Zurich-based UBS said difficult macroeconomic conditions, as well as uncertainty over interest rates and tougher capital rules - which were outlined last month and must be met by the end of 2019 - would hit performance next year and beyond.
"In the real world things do change and ... regulation and the macroeconomic environment have changed materially," Chief Executive Sergio Ermotti told analysts in a call. "So we need to adjust both our actions and our expectations accordingly."
UBS pushed back a targeted adjusted return on tangible equity of above 15 percent to 2018 from 2016 previously. It also raised its short to medium-term expectations for its cost/income ratio to 65-75 percent from 60-70 percent.
The changes came after net profit for the three months ended September rose to 2.1 billion Swiss francs ($2.1 billion) from 762 million francs a year earlier, ahead of a forecast for 1.76 billion francs in a Reuters poll of four analysts.
Results were helped by a net tax benefit of 1.3 billion francs, largely from an increased valuation of UBS's deferred tax assets which it had flagged in the second quarter and is used to reduce the amount of tax due.
Earnings for the same period last year were hit by the bank setting aside 1.8 billion francs in legal reserves.
Shares were down 4 percent at 19.22 francs at 0850 GMT, within a European banking sector index (SX7P) down 0.1 percent.
FIFA INQUIRIES
Net new money growth - viewed as an important indicator for future revenue in wealth management - at UBS's private bank was hit by deleveraging in Asia Pacific, where jitters over the strength of China's economy have spooked investors.
Adjusted for efforts by UBS to rid itself of assets it views as unprofitable, net new money growth excluding its Americas business was 1.5 percent, below its target range of 3-5 percent.
"The stock may react negatively as there are weak spots such as the net new money generation and the new financial targets which need more clarification," J. Safra Sarasin analyst Javier Lodeiro, who has a 'buy' rating on the stock, wrote in a note.
UBS maintained its dividend policy, viewed as one of the main attractions to holding the stock.
It aims to return at least half its profits to investors if it maintains capital of at least 13 percent of risk-weighted assets under global rules and 10 percent when applying its own stress tests.
On top of the results, UBS said its finance chief would shift roles among a raft of changes to its top management.
From Jan. 1, current Chief Financial Officer Tom Naratil will take on the dual role of president of UBS's wealth management business in the Americas and president of UBS Americas. Kirt Gardner, currently CFO for wealth management, will become group CFO.

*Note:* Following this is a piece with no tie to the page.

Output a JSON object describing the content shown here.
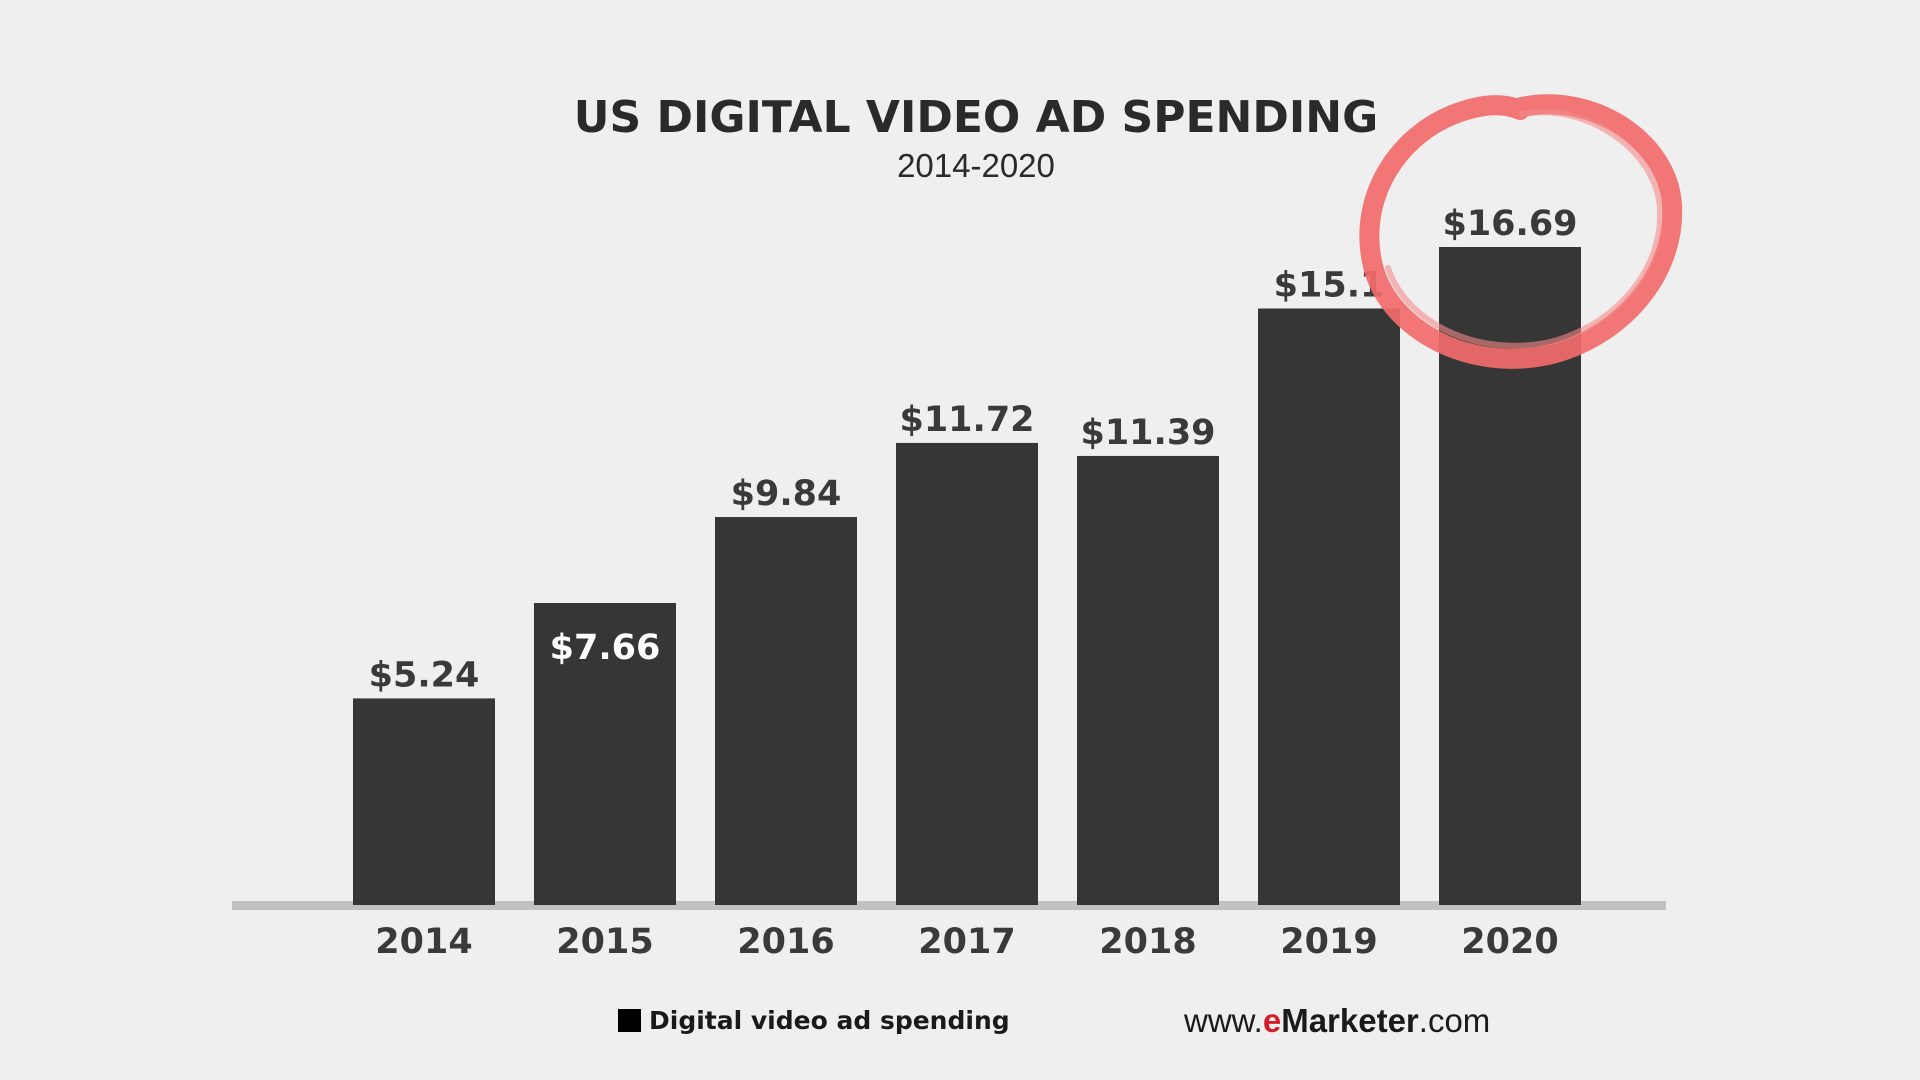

UBS also said it was cooperating with inquiries from authorities relating to global soccer body FIFA and other constituent soccer associations and related persons and entities.
UBS was one of 24 banks mentioned in the U.S. Department of Justice's 164-page charge sheet against high-ranking individuals in FIFA, soccer's governing body. Swiss authorities are also investigating corruption at Zurich-based FIFA.